US pet food spending increased by US$18.91 billion in the 30 years from 1984 to 2014—a whopping 366%. This historical data from the US Bureau of Labor Statistics (USBLS), compiled and analyzed by John Gibbons of PetBusinessProfessor.com, shows just how far our industry has come, especially in its largest market. Though not at all an apples-to-apples comparison, it’s worth noting that from 1992 to mid-June 2015, overall US grocery store sales grew 85%; in that same period, pet food spending rose 180%.
The chart below, while showing data for just a few of the past 30 years, paints a representative picture of the sales history of pet food in the US since 1984 (the first year for which USBLS had this data). It’s gone mostly upward, but with “some plateaus and a few minor dips along the way,” as Gibbons puts it. (The red numbers in the chart represent a decrease from the previous year’s spending.) One of the plateaus happened in the last half of the 1990s, reaching a decline of -6.5% in 2000 from the previous year. That was followed by a huge growth curve through the mid-2000s, spiking as high as a 21.1% spending increase in 2005; then came the decline in 2010 from the Great Recession. A drop of -2.2% is not bad, though, considering that overall US retail sales fell nearly 8% during that time.
In 1984, the US$5.16 billion spent on pet food represented 54% of total pet spending, Gibbons said; by 2014, the share for pet food had fallen to 37.4% “as consumers spent more discretionary money on their pets,” he added, speculating that the mid-1990s may have signaled the birth of the “pet parenting” concept. (The last year that pet food accounted for 50% of total pet care spending was 1992.) Thus, while the annual growth rate from 1984 to 1999 was a healthy 4.5%, it became even healthier from 1999 to 2014, at 6%. (The overall annual growth rate for the 30 years was 5.3%.)
The first decade of the 21st century proved to be boom years for US pet food, when humanization of pets and premiumization of products for them really starting taking hold.
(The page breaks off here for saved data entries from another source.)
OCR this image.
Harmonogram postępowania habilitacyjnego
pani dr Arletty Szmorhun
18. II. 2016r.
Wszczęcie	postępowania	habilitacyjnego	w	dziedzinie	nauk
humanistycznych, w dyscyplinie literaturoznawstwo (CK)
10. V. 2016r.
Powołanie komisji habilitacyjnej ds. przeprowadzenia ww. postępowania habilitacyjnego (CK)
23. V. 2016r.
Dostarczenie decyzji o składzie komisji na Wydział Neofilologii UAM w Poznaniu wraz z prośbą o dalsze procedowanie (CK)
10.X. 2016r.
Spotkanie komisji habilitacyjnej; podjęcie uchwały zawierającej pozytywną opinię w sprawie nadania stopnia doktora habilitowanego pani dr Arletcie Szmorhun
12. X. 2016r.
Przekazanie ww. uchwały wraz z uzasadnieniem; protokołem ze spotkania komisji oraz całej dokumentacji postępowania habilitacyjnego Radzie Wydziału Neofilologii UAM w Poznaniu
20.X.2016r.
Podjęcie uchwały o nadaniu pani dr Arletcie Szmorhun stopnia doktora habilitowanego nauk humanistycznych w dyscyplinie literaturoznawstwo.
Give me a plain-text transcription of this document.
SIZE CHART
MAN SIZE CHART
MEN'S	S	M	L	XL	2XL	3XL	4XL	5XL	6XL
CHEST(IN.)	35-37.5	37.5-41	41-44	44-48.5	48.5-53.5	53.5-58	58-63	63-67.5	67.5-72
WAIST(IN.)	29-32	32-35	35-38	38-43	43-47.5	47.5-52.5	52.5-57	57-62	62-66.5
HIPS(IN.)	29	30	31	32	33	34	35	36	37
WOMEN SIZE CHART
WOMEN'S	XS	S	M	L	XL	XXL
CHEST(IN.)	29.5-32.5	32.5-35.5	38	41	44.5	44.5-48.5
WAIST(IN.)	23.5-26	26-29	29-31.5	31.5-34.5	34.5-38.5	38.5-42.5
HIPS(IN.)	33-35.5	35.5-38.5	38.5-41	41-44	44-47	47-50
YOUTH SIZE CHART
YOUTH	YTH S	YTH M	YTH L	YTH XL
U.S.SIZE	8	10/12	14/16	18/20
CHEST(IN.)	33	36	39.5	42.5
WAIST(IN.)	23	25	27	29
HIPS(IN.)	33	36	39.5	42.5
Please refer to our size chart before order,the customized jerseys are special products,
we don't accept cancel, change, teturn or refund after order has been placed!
Of course, the recession starting in 2007-2008 slowed the trend and likely “marked the beginning of extreme price sensitivity in spending,” according to Gibbons. This is supported by data from Packaged Facts’ February/March 2016 National Pet Owner Survey, in which 31% of US pet owners said they are spending less on pet products because of the economy. That percentage is down only slightly from 2011, when it was 35%.
Yet look at the growth just from mid-2014 to mid-2015, a very healthy 4.8%. And that increase is the main reason the overall US pet care sector increased to US$63.38 billion by mid-2015, Gibbons said, up 4.1% over the previous 12 months.
In 1984, pet care spending represented 0.48% of all US consumer expenditures, Gibbons added. By 2014, that had nearly doubled to 0.95%—further proof that pets indeed have become part of the family.